History of deep learning: Formative moments that shaped the technology

Published:
April 2, 2019
Updated: April 3, 2019
Written by Mike Thomas

The origins of deep learning and neural networks date back to the 1950s, when British mathematician and computer scientist Alan Turing predicted the future existence of a supercomputer with human-like intelligence and scientists began trying to rudimentarily simulate the human brain. Here’s an excellent summary of how that process worked, courtesy of the very smart MIT Technology Review:

A program maps out a set of virtual neurons and then assigns random numerical values, or “weights,” to connections between them. These weights determine how each simulated neuron responds—with a mathematical output between 0 and 1—to a digitized feature such as an edge or a shade of blue in an image, or a particular energy level at one frequency in a phoneme, the individual unit of sound in spoken syllables. Programmers would train a neural network to detect an object or phoneme by blitzing the network with digitized versions of images containing those objects or sound waves containing those phonemes.

If the network didn’t accurately recognize a particular pattern, an algorithm would adjust the weights. The eventual goal of this training was to get the network to consistently recognize the patterns in speech or sets of images that we humans know as, say, the phoneme “d” or the image of a dog. This is much the same way a child learns what a dog is by noticing the details of head shape, behavior, and the like in furry, barking animals that other people call dogs.

Here's a quick look at the history of deep learning and some of the formative moments that have shaped the technology into what it is today.

Feature StoryIs Deep Learning Just Another 'Useful Tool' Bound for Extinction?

 

 

Early Days

The first serious deep learning breakthrough came in the mid-1960s, when Soviet mathematician Alexey Ivakhnenko (helped by his associate V.G. Lapa) created small but functional neural networks.

In the early 1980s, John Hopfield’s recurrent neural networks made a splash, followed by Terry Sejnowski’s program NetTalk that could pronounce English words.
 

neural networks history of deep learning

Rise of Neural Networks & Backpropagation

In 1986, Carnegie Mellon professor and computer scientist Geoffrey Hinton — now a Google researcher and long known as the “Godfather of Deep Learning” — was among several researchers who helped make neural networks cool again, scientifically speaking, by demonstrating that more than just a few of them could be trained using backpropagation for improved shape recognition and word prediction. Hinton went on to coin the term “deep learning” in 2006.
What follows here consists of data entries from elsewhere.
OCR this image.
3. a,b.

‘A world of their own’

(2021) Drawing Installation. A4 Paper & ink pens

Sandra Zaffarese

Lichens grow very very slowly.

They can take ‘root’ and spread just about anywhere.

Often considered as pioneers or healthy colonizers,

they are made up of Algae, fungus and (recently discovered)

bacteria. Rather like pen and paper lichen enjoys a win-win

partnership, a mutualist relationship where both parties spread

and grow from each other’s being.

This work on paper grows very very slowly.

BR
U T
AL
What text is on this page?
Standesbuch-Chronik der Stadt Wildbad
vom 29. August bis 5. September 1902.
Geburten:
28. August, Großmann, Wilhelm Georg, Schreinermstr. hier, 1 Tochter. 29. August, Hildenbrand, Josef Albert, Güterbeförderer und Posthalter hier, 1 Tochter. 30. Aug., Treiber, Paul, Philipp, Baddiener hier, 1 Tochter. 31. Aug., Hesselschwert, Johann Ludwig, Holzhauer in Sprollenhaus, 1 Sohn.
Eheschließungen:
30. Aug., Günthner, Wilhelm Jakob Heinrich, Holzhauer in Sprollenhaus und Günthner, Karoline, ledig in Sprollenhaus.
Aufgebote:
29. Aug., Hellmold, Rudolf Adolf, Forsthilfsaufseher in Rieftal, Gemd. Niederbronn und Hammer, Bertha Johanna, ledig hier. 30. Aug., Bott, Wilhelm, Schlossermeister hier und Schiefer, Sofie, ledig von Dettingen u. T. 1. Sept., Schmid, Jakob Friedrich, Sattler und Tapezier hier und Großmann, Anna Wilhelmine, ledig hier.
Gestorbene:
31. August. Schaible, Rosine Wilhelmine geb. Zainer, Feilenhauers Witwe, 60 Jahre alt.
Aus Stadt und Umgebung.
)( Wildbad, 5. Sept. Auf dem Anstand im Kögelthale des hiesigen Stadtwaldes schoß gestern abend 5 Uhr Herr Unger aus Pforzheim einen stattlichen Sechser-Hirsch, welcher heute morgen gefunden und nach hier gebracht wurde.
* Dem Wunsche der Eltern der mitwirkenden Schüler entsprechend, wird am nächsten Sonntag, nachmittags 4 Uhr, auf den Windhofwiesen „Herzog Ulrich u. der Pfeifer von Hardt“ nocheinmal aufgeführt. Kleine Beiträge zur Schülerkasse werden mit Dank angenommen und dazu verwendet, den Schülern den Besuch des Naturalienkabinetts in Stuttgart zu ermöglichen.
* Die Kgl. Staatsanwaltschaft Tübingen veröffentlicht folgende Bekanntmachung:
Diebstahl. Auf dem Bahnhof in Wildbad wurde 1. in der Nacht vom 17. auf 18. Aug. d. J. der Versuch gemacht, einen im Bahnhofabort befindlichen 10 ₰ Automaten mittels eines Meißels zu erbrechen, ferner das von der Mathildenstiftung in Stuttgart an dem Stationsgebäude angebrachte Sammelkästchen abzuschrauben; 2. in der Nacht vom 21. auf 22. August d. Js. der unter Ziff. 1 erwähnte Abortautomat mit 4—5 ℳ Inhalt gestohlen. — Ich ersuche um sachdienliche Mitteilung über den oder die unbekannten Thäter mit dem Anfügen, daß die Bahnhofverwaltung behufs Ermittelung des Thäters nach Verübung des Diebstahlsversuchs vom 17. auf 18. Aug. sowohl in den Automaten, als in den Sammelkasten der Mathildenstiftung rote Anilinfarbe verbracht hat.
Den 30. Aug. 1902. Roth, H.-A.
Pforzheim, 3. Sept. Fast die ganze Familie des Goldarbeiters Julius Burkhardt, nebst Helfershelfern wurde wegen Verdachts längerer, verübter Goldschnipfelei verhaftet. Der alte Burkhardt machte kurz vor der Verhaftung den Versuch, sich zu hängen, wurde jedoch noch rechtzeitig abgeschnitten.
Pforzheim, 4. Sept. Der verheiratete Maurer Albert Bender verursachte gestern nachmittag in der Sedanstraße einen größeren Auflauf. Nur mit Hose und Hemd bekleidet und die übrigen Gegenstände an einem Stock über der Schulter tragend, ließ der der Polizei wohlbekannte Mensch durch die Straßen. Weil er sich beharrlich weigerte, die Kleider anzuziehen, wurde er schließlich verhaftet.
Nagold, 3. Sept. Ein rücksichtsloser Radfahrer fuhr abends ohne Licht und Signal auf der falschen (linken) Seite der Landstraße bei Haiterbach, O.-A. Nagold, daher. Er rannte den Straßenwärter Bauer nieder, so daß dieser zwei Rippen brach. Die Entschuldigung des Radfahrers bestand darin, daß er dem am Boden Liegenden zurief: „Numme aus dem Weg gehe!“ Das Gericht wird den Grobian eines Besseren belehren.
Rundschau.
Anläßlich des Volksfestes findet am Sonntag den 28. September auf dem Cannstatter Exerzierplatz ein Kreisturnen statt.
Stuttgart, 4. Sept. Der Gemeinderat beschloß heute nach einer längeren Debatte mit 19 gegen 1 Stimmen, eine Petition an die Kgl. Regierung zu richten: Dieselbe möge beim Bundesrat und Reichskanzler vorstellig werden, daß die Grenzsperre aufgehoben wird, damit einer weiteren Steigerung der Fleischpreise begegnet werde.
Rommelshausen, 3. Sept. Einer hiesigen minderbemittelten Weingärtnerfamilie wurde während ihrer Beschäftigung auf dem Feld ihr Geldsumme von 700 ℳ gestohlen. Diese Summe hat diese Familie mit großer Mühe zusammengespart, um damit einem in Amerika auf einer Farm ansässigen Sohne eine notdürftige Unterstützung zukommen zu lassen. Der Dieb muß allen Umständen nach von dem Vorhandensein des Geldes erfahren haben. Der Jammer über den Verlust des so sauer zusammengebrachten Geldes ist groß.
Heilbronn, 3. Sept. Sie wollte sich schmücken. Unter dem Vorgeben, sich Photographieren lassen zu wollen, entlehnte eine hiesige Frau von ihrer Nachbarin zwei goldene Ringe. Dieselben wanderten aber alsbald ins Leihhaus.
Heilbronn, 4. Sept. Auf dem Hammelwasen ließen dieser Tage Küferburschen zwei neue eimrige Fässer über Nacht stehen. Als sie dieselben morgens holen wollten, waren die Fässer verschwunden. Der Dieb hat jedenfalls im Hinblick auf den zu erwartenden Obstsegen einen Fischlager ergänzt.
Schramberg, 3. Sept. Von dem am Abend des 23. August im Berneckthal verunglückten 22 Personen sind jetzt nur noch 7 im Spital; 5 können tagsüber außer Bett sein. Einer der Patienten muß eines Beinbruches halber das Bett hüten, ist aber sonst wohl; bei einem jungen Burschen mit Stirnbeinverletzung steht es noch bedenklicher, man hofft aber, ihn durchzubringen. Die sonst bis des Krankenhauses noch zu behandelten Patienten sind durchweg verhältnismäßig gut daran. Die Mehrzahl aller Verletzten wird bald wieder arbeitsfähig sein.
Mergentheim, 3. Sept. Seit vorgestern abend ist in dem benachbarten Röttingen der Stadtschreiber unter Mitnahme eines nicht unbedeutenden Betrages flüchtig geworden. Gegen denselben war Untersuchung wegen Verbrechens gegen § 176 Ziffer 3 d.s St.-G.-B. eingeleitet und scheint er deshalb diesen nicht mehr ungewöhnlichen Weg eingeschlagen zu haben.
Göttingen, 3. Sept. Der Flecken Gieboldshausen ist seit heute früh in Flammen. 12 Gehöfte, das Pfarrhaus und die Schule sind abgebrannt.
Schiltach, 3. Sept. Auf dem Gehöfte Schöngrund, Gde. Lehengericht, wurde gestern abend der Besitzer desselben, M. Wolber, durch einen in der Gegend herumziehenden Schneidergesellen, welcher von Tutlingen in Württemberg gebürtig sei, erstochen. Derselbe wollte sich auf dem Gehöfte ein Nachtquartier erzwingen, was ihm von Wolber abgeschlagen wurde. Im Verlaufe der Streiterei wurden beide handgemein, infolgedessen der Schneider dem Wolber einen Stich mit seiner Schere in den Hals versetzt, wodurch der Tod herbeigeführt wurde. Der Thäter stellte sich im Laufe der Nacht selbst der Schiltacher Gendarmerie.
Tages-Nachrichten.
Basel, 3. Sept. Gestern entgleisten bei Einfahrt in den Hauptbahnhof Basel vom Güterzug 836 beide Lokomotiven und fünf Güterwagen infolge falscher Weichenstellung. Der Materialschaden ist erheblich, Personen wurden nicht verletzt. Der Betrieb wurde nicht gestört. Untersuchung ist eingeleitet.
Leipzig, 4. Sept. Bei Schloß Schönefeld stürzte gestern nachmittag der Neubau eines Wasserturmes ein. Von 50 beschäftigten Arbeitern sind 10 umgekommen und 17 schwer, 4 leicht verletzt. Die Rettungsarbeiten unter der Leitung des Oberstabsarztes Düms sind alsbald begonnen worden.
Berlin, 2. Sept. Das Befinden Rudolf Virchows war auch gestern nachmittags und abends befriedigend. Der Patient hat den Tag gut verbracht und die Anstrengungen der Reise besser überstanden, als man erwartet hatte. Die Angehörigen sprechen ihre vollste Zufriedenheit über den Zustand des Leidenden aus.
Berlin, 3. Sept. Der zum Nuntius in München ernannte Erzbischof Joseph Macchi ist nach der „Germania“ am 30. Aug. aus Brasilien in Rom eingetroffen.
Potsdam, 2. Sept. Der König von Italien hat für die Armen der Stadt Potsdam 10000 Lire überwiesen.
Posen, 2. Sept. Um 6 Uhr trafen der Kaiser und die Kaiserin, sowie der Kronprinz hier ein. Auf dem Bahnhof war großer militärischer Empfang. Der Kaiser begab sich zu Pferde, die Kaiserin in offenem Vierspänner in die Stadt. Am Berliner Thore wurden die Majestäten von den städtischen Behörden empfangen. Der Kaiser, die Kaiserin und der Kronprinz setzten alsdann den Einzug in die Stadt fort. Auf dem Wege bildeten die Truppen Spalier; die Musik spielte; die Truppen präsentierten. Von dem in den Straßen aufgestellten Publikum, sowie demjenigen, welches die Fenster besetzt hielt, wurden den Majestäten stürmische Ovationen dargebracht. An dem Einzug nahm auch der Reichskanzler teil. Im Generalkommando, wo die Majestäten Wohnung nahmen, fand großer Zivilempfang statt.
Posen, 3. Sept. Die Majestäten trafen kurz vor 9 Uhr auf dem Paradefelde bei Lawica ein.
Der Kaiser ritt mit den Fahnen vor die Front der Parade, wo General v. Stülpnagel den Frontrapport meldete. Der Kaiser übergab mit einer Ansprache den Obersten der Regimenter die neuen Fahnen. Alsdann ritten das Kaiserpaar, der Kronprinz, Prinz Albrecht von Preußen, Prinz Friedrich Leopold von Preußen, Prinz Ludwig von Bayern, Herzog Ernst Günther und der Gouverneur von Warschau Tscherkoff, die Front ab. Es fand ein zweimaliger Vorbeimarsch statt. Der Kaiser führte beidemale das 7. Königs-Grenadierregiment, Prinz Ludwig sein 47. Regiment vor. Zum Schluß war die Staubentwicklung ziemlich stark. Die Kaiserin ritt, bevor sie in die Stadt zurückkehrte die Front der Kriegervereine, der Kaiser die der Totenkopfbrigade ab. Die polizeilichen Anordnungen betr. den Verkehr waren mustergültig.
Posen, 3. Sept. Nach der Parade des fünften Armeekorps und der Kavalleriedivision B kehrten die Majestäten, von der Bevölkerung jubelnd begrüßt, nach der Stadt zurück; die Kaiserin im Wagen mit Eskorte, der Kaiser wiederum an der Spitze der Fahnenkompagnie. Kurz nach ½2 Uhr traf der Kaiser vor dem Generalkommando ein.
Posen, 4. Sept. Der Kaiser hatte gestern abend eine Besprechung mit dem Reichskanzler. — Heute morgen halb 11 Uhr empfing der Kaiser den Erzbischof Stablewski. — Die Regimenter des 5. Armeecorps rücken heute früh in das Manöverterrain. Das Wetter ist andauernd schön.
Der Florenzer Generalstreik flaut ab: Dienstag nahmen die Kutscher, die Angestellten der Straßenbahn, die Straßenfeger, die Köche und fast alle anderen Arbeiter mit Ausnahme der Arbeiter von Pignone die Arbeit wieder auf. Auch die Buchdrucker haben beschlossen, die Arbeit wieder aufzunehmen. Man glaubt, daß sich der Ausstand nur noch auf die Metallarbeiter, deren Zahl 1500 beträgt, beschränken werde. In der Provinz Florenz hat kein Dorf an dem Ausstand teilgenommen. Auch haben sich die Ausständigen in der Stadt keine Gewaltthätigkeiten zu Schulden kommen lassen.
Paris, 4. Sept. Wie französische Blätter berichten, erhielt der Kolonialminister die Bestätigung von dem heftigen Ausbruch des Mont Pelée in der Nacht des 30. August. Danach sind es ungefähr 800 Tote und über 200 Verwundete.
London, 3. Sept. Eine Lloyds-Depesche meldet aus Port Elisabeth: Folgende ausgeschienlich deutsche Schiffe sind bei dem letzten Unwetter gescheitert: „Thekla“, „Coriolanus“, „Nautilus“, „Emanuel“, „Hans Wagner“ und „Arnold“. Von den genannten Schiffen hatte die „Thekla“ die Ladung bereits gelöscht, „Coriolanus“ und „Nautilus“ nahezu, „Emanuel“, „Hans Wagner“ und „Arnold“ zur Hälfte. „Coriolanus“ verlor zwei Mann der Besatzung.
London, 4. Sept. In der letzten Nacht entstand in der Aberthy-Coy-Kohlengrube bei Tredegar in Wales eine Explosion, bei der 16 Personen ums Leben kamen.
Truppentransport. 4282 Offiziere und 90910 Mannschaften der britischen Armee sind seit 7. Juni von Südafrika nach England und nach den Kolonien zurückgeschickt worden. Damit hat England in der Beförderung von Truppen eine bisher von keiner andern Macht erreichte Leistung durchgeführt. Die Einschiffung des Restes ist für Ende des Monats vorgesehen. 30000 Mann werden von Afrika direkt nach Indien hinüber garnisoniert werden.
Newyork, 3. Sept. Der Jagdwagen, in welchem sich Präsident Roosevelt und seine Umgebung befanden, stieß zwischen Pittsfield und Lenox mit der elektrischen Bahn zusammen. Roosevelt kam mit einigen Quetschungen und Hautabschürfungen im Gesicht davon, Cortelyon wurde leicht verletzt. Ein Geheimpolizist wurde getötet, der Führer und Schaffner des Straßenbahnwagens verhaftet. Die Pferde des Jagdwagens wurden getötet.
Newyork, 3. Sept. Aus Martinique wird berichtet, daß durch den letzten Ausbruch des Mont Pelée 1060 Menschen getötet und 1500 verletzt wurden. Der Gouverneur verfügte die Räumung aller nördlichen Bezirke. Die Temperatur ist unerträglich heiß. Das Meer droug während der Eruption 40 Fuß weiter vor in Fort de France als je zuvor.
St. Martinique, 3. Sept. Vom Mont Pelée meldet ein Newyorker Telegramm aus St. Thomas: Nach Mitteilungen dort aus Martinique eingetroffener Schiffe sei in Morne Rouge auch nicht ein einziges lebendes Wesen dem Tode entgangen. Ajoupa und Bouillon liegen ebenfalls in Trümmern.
Yann LeCun’s invention of a machine that could read handwritten digits came next, trailed by a slew of other discoveries that mostly fell beneath the wider world’s radar. Hinton and LeCun recently were among three AI pioneers to win the 2019 Turing Award. 

 

 

Breakthroughs & Widespread Adoption

As they do now, the media played up developments viewers could better relate to — such as computers that learned to play backgammon, the vanquishing of world chess champion Garry Kasparov by IBM’s Deep Blue and the dominance of IBM’s Watson on Jeopardy!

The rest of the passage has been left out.